O Papa Francisco de vez em quando
fala sobre este pecado que assume também as nuances de julgamento, de calúnia e
presunção.
A presunção sempre nos prega
peças e faz com que, todos os dias, tenhamos pelo menos uma oportunidade em que
queremos vestir a toga de juízes para condenar os outros, desprezando-os. Aliás,
presunção e desprezo são dois lados da mesma moeda.

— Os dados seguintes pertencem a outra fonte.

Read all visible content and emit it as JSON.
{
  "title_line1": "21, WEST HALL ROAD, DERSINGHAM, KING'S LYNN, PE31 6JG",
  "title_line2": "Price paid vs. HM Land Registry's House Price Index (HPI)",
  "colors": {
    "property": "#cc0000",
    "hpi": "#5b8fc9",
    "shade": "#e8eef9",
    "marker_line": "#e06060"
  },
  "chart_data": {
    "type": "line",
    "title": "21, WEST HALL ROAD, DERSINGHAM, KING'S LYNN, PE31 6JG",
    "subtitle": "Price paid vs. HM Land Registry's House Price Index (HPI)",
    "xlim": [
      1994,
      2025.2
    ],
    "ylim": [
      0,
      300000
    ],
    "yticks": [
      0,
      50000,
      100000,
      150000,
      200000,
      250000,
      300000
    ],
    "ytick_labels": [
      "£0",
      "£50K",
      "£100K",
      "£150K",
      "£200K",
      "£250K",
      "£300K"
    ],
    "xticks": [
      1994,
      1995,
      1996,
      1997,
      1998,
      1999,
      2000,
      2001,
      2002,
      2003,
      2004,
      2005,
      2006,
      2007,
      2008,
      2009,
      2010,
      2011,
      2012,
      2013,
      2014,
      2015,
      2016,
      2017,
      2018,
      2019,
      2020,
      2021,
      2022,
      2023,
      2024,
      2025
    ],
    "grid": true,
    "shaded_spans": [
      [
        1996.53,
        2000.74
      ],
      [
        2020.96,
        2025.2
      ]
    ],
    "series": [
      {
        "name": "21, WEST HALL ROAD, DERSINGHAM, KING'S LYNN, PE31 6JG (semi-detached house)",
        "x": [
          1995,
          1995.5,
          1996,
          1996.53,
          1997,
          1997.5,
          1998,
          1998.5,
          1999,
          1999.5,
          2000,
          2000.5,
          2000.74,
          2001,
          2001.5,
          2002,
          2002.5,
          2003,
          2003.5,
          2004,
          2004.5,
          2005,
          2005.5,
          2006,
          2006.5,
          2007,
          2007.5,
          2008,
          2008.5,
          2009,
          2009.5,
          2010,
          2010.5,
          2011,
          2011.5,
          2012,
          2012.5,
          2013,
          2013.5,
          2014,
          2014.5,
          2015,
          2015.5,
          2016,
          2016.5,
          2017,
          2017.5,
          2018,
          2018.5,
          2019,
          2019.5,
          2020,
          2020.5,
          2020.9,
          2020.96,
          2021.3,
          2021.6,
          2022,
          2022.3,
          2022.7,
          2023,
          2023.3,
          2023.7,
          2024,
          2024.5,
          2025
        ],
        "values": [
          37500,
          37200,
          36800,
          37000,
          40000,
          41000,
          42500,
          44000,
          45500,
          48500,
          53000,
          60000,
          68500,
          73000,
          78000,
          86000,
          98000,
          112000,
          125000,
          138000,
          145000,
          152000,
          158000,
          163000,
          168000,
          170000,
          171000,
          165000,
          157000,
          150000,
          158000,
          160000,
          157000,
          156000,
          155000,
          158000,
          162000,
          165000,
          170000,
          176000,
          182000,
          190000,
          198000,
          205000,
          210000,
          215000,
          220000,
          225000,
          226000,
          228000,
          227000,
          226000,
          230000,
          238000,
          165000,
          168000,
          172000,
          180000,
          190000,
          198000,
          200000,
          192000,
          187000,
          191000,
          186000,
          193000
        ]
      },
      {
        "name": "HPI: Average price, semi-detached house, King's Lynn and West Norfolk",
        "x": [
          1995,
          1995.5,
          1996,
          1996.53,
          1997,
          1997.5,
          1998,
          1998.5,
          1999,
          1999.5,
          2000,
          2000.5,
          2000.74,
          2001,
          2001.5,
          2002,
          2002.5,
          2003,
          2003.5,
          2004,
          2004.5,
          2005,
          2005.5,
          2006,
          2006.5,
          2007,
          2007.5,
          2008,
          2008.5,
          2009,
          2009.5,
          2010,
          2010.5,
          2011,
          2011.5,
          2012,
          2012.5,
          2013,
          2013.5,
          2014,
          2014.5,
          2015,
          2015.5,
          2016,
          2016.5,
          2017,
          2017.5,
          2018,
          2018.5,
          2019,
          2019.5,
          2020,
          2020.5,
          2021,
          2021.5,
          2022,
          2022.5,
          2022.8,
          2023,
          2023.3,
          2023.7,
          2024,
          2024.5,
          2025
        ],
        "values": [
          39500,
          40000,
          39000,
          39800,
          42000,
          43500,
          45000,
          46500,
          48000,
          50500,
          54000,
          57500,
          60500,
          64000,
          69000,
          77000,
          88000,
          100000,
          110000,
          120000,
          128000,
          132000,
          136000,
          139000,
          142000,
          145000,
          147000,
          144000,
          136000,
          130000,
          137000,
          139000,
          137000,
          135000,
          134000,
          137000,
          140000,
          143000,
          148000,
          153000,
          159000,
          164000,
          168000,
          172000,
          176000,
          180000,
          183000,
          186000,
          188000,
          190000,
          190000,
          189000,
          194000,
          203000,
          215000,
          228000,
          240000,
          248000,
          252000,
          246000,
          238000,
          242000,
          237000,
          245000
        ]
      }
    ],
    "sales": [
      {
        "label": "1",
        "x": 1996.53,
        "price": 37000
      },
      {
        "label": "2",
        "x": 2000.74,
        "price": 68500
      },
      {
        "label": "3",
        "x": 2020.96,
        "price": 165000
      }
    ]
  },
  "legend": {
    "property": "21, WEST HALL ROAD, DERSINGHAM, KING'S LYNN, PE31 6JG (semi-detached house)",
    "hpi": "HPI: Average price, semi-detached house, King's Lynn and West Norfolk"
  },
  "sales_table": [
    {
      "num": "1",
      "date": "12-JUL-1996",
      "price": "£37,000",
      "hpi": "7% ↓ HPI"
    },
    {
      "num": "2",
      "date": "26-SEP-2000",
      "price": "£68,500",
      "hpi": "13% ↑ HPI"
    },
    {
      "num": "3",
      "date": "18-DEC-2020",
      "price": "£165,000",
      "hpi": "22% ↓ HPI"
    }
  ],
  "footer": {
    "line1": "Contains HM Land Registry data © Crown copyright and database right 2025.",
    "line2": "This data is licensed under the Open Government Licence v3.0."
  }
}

O convite de Jesus, portanto, é
duplo. Primeiro, é claro, Ele quer ensinar como rezar, mas não só. Ele quer,
sobretudo, ensinar como viver, porque na parábola a oração é considerada como
um “espelho” da própria vida.
Se, de fato, somos “fariseus” na
oração, seremos também na vida. Se somos “publicanos” na oração, seremos
“publicanos” na vida. Trata-se, na verdade, de uma parábola no estilo de Lucas,
como os dois irmãos diante do Pai misericordioso, ou como na parábola do rico
avarento e do pobre Lázaro.
O fariseu da parábola nos faz
pensar numa certa categoria religiosa observante, escrupulosa e escrava de um
formalismo exterior, não aberta à novidade trazida pelo Evangelho de Jesus,
quase sempre em polêmica com Jesus.
O publicano, ao contrário, nos
recorda uma categoria social, a do cobrador de impostos, duplamente odiado pelo
povo. Primeiro, porque é símbolo de uma política injusta e depois, porque é um
judeu “vendido” para o poder de Roma.
Mas Jesus, na parábola, não quer
condenar ou salvar uma categoria social, porque o bem e o mal não se definem
pela pertença a uma ou outra classe social, política ou religiosa. Jesus se
limita a lançar um foco de luz sobre as duas atitudes, tanto de oração como de
vida, de dois homens que subiram ao templo para rezar.
O que Jesus encontrou ali é o que encontramos todos os dias, isto é,
uma experiência que todos fazemos em nossas igrejas e comunidades. O fariseu é
o homem de todos os tempos que encarna um tipo de oração que termina sempre em um
monólogo, sem nunca se tornar o diálogo. Ele até começa bem, agradecendo, como
o leproso curado de dois domingos atrás.
Mas infelizmente, logo a sua
oração toma um rumo feio e morre. É isso o que acontece com quem têm o coração
cheio de si. Há quem crê que, graças às suas práticas exteriores, Deus lhe deve
mais.
O fariseu é a imagem de um homem
ancorado no passado, aos hábitos estéreis, à prática do bem sem coração,
incapaz de abrir-se à novidade do amor. Deus torna-se, nesse caso, apenas uma
ocasião para que ele fale de si mesmo, no império do seu “eu”. Parece mesmo com
muitos momentos de nossas vidas, em que somos os mestres de tudo e não tomamos
consciência de que somos escravos de nós mesmos.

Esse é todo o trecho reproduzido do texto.